Haçlı ordusunun Bizans’a yardım etmek amacıyla Niğbolu Kalesi’ni kuşatması sonucu, İstanbul kuşatması durduruldu. Niğbolu Savaşı’ndan sonra, İstanbul yeniden kuşatıldı. Yıldırım Bayezit, Bizans’a gelebilecek yardımları engellemek için Anadolu Hisarı’nı yaptırdı. Osmanlı ordusundaki toplar, İstanbul surlarını yıkmakta yetersizdi. Ayrıca Anadolu ve Rumeli’deki Osmanlı topraklarında karışıklıklar yaşanıyordu, bu nedenle İstanbul kuşatması sona erdirildi. Bizans, Avrupa devletlerini tekrar kışkırtınca 1400 yılında İstanbul bir kez daha kuşatıldı.
Ancak bu kuşatma, doğudaki Timur tehlikesi nedeniyle kaldırıldı. Yine de, Bizans ile istenilen şartlarda bir antlaşma yapıldı.
Bu antlaşmaya göre:
- İstanbul’da bir Türk mahallesi kurulacak ve bir cami inşa edilecektir.

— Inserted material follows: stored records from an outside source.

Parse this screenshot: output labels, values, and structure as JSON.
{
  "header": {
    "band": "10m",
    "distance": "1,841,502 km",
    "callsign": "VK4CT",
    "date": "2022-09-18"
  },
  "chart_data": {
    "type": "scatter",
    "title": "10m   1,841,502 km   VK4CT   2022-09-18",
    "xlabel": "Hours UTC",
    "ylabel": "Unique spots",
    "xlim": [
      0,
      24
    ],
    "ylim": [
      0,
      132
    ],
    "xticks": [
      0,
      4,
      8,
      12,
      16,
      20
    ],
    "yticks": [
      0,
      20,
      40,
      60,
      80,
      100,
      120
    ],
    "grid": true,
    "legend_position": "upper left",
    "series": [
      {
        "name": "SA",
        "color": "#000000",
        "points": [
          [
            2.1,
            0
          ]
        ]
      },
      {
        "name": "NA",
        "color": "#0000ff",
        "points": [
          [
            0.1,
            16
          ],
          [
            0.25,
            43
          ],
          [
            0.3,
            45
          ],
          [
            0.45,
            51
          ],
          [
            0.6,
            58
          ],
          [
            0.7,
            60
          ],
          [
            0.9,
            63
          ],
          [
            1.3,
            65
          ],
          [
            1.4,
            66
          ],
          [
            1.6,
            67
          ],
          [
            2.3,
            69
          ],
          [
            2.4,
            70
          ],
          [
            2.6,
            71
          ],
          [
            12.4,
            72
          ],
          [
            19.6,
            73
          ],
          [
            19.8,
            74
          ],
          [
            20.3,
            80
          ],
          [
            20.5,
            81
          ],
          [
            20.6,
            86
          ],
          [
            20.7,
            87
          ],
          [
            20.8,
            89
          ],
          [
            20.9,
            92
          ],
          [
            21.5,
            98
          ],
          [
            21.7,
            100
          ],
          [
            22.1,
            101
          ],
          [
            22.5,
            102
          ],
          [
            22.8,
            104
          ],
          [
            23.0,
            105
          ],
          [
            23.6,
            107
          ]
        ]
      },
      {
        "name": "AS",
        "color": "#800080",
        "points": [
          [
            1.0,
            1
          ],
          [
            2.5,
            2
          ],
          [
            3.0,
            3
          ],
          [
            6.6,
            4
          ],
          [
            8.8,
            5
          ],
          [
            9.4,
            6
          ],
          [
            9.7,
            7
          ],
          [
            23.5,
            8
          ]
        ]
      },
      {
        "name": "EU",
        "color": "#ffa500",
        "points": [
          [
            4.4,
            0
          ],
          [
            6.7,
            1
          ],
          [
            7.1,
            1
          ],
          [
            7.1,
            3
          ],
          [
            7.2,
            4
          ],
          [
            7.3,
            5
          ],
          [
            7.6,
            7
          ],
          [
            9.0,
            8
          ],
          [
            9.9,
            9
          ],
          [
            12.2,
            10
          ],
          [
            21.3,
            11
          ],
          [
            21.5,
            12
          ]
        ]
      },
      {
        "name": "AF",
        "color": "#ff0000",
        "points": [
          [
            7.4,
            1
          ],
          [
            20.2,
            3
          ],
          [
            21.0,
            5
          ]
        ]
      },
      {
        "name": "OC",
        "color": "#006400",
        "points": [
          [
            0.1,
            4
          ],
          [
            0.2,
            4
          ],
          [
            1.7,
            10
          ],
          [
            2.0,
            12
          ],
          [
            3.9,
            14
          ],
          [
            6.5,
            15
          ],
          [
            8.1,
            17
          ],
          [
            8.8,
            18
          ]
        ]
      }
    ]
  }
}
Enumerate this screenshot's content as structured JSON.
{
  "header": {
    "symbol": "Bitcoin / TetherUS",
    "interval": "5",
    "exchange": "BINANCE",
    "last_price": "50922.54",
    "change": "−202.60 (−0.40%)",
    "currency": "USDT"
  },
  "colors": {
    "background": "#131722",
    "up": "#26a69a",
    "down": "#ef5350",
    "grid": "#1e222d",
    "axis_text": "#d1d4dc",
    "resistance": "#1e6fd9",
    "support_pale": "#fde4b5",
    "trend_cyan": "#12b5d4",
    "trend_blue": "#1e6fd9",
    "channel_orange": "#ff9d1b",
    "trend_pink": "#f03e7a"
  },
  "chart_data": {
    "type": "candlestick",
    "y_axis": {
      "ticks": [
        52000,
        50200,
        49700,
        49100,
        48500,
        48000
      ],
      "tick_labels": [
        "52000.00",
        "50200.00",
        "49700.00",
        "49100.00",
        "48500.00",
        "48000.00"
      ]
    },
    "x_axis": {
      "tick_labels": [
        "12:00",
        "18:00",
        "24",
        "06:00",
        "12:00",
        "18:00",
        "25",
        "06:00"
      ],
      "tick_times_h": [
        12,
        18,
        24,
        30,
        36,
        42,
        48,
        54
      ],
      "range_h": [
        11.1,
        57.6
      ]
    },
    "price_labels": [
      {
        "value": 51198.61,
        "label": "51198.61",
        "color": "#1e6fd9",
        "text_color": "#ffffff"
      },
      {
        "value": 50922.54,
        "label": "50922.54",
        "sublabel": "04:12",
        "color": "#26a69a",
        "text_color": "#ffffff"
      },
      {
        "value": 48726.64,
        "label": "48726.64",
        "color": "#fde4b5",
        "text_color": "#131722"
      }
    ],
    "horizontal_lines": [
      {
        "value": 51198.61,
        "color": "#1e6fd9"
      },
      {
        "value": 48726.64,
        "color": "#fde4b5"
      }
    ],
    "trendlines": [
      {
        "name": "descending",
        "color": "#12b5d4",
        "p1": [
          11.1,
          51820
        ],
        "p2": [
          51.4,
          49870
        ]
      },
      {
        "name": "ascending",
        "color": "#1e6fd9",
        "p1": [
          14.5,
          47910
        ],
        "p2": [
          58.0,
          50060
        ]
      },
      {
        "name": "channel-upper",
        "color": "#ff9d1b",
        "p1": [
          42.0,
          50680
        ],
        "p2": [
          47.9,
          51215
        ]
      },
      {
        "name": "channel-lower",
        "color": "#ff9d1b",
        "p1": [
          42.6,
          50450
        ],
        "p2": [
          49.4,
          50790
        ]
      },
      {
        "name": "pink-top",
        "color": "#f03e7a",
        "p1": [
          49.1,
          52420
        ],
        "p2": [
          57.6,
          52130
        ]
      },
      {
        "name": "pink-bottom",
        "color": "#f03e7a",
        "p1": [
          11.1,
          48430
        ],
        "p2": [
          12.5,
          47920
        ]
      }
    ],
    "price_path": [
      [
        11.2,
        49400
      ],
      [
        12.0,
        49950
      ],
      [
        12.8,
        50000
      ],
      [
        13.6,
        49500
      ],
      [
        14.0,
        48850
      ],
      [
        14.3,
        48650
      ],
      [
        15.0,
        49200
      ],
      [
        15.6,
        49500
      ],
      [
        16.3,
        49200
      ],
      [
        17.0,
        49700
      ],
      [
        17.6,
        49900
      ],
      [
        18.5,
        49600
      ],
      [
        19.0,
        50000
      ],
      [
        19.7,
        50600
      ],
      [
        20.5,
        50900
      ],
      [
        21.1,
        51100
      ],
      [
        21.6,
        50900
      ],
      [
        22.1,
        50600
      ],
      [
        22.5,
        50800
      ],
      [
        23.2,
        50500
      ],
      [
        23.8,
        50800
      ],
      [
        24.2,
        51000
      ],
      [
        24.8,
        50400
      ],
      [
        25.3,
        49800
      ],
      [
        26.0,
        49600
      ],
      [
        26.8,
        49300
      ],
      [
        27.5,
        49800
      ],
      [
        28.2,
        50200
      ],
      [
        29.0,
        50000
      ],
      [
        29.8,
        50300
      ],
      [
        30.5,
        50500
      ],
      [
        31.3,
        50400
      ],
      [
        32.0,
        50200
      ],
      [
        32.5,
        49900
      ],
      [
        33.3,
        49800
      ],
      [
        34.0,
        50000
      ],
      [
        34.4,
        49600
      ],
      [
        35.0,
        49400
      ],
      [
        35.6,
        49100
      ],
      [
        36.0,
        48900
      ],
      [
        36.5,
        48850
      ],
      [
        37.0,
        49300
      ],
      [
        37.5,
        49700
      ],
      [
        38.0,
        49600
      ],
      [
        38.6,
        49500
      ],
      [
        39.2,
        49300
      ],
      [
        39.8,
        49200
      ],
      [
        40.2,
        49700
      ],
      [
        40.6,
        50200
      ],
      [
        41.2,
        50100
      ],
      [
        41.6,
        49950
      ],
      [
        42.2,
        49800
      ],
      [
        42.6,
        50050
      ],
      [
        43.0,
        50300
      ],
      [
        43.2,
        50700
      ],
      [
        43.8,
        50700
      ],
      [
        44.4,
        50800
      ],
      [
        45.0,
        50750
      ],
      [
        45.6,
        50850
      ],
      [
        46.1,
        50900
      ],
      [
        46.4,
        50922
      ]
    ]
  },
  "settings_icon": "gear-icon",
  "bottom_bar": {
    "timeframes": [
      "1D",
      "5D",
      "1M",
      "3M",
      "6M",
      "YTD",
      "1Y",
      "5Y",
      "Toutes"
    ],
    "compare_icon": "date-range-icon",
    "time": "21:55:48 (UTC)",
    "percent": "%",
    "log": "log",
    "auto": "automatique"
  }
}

- İstanbul’a Türklerin davalarına bakması için bir kadı atanacaktır.
- Bizans, Osmanlı Devleti’ne her yıl vergi ödeyecektir.
Niğbolu Savaşı (1396)
Yıldırım Bayezit, 1393’te Bulgar krallığını ortadan kaldırarak Bulgaristan topraklarının büyük bir bölümünü Osmanlı Devleti’ne kattı.
Osmanlı Devleti’nin Balkanlarda ilerlemesi ve İstanbul’u kuşatması üzerine, Papa IX. Bonifas’ın girişimleriyle Macar kralı Sigismund komutasında yeni bir Haçlı ordusu hazırlandı. Haçlılar, Niğbolu Kalesi’ni kuşattılar. Bu sırada İstanbul’u kuşatan Yıldırım Bayezit, durumu öğrenir öğrenmez kuşatmayı kaldırarak hızla Niğbolu’ya doğru hareket etti. 1396 yılında yapılan savaşta Osmanlı ordusu Haçlıları büyük bir yenilgiye uğrattı.
Niğbolu Zaferi’nin sonuçları:
- Haçlılar’ın Niğbolu Savaşı’nı kaybetmeleri üzerine Halife, Yıldırım Bayezit’e Sultanı İklimi Rum (Anadolu’nun Sultanı) unvanını verdi. Böylece Osmanlı Devleti’nin İslam dünyasındaki etkinliği ve saygınlığı artmakla birlikte, Türk Beylikleri üzerindeki etkinliği artırarak Anadolu Türk siyasi birliğini sağlamak kolaylaştı.
- Osmanlı Devleti’nin Avrupa üzerindeki baskısı güçlendi.
- Macarlar, Avrupa’da Osmanlı aleyhine en büyük güçlerden biri olarak etkisiz hale geldi.
- Eflâk ve Boğdan, Osmanlı üstünlüğünü kabul etti. Bulgar krallığı tamamen sona erdi.
- Balkanlarda güvenliği sağlayan Yıldırım Bayezit, Türk birliğini sağlamak için Anadolu’ya yöneldi.